Daniel Rankins, 32, realized that residents who could not afford the thousands required to pay the fees and fines could still get their car back by filing for bankruptcy. Rankins last week was sentenced to eighteen months in prison for charging $600 to file bogus petitions that helped at least eighty drivers retrieve their rides.

"What he came up with was a pretty sophisticated system," US District Judge Robert M. Dow Jr said of the scheme. "He could have found a better way to apply himself."

What Rankins noticed, to the dismay of local officials, was that nobody actually read the bankruptcy filings. It was only after a finance department clerk noted about a thousand vehicles had been freed from the impound without paying the associated fines and fees that the agency began to suspect that something was amiss. Investigators set up a sting operation on January 7, 2013 to catch "Little D," the alias used by Rankins.

An undercover cop approached Rankins claiming that he owed Chicago $4200 and that he would be willing to pay $600 to get his car back. Rankins filled out paperwork designed to remove Chicago's legal claim to hold the agent's supposed property. For this, Rankins was charged with bankruptcy fraud.
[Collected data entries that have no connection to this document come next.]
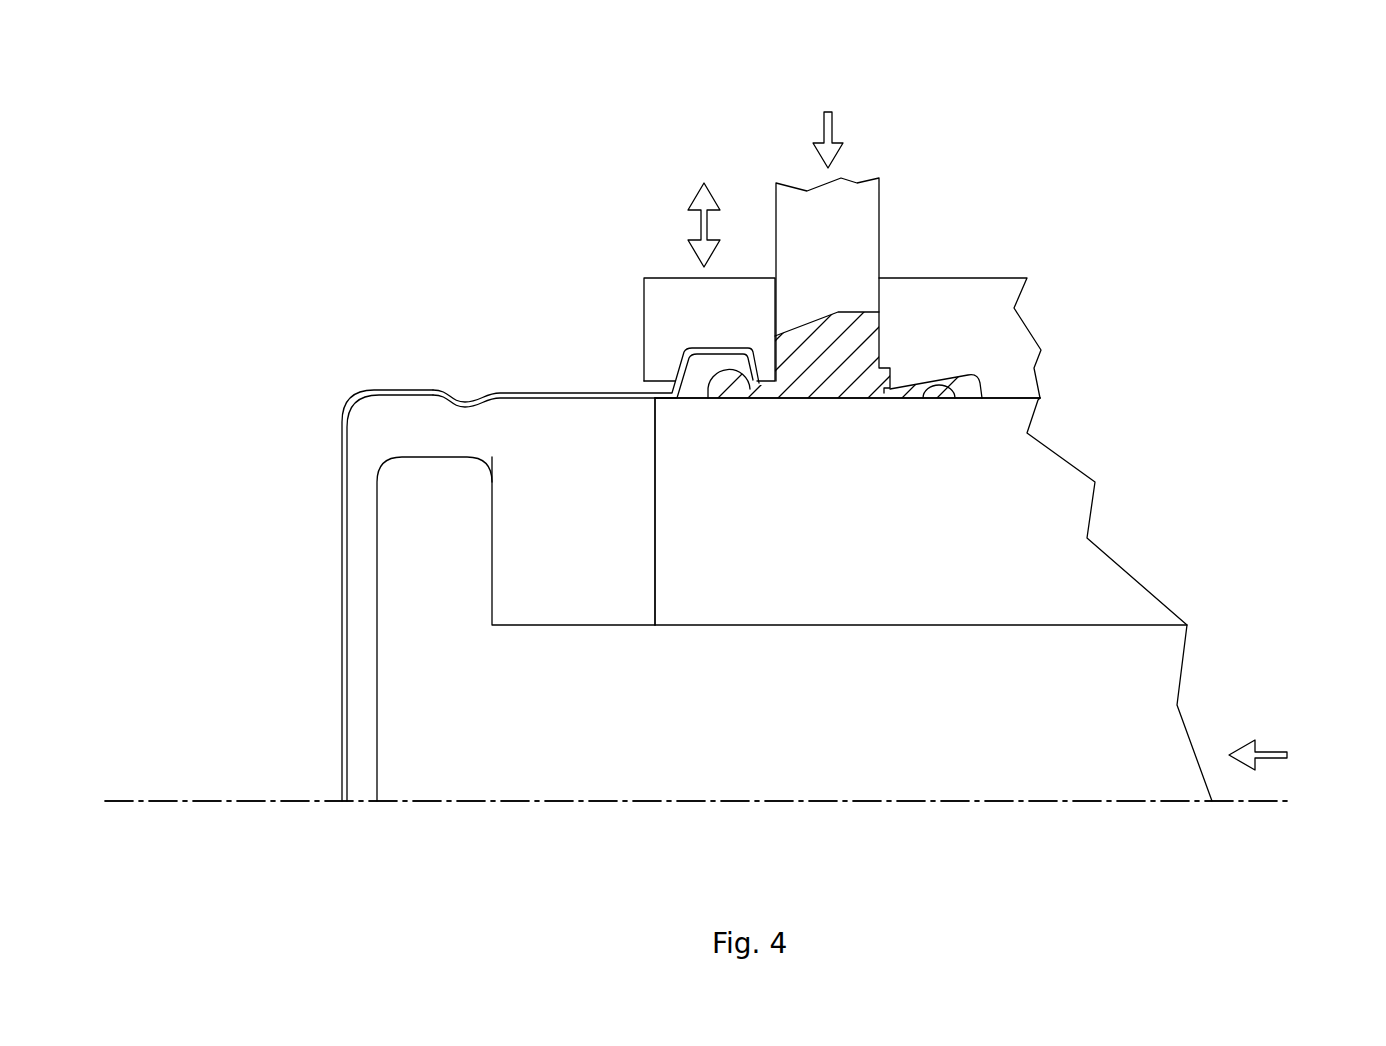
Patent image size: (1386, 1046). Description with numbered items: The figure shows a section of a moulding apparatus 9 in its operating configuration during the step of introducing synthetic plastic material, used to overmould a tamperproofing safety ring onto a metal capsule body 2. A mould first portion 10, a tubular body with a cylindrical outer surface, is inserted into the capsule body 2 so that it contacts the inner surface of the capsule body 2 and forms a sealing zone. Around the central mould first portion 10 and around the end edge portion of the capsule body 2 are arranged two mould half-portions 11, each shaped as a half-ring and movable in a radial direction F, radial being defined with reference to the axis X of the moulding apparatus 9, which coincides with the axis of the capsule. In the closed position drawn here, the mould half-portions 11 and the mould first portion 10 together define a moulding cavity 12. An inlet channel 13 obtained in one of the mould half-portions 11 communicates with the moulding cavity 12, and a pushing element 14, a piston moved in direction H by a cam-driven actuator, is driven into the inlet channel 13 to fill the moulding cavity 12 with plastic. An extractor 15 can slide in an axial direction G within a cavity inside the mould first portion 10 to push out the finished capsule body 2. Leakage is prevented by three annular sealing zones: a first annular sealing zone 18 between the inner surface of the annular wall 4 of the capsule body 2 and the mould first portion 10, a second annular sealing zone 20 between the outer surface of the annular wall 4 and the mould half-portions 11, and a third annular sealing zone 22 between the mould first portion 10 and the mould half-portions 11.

The capsule body 2 is at (347, 584).
The annular wall 4 is at (527, 395).
The moulding apparatus 9 is at (410, 110).
The mould first portion 10 is at (1065, 508).
The mould half-portions 11 is at (980, 292).
The moulding cavity 12 is at (695, 375).
The inlet channel 13 is at (865, 340).
The pushing element 14 is at (788, 215).
The extractor 15 is at (528, 773).
The first annular sealing zone 18 is at (656, 399).
The second annular sealing zone 20 is at (757, 381).
The third annular sealing zone 22 is at (998, 397).
The radial direction F is at (703, 225).
The direction of pushing element H is at (830, 130).
The axial direction G is at (1267, 753).
The axis X is at (1046, 801).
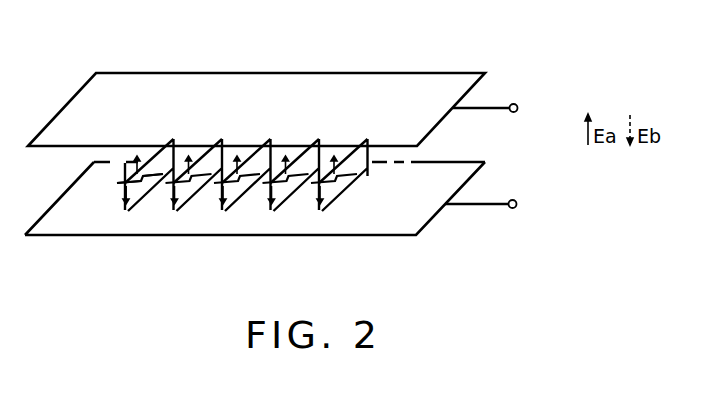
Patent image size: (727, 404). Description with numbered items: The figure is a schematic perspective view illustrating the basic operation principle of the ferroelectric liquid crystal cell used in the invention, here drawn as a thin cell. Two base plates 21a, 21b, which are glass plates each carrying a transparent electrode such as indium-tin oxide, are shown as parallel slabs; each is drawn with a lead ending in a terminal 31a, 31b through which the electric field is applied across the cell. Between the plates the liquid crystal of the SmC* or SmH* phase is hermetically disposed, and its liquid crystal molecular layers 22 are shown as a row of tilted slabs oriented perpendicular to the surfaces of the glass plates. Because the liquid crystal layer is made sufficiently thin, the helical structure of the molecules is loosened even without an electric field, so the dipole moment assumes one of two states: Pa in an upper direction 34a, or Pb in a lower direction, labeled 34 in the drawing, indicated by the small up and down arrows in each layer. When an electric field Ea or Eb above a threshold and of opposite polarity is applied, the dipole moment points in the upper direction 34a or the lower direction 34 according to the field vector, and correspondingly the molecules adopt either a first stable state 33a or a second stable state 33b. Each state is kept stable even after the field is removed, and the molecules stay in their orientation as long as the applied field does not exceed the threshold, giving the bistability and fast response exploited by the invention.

The base plate 21a is at (445, 82).
The base plate 21b is at (457, 180).
The lead terminal of upper electrode 31a is at (516, 104).
The lead terminal of lower electrode 31b is at (515, 208).
The liquid crystal molecular layers 22 is at (367, 142).
The upper direction 34a is at (137, 163).
The lower strip electrode (polarization Pb) 34 is at (118, 212).
The first stable state 33a is at (160, 178).
The second stable state 33b is at (140, 210).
To qualify for federal bankruptcy under Chapter 7, a debtor must file a document listing of all his assets and liabilities, all his income and expenses, and all his creditors. Normally, there is a $306 fee to file this material, but fees can be waived for impoverished debtors. As federal prosecutors explained, federal law forced the city to release the automobiles when a motorist produced a receipt proving that he had filed a bankruptcy petition.

"The filing of a petition under Chapter 7 automatically stayed most collection actions against the debtor or the debtor's property," the US attorney's office explained in its indictment. "The stay arose by operation of law and required no judicial action."

Rankins provided a partially completed Chapter 7 filing, a bankruptcy fee waiver form and a document certifying completion of a "credit counseling" course that was never actually taken. The forms listed no assets other than the particular vehicle in the Chicago impound lot. The motorist would then sign the form and turn it in. While the technique would likely work in other major cities, Chicago says it has taken steps to read some bankruptcy filings.

"As a result of office of inspector general and FBI work, the law department is now working more closely with the US Trustee's Office to carefully screen suspicious bankruptcy petitions before releasing an impounded vehicle whenever the owner submits proof of bankruptcy," Chicago Inspector General Joseph M. Ferguson explained.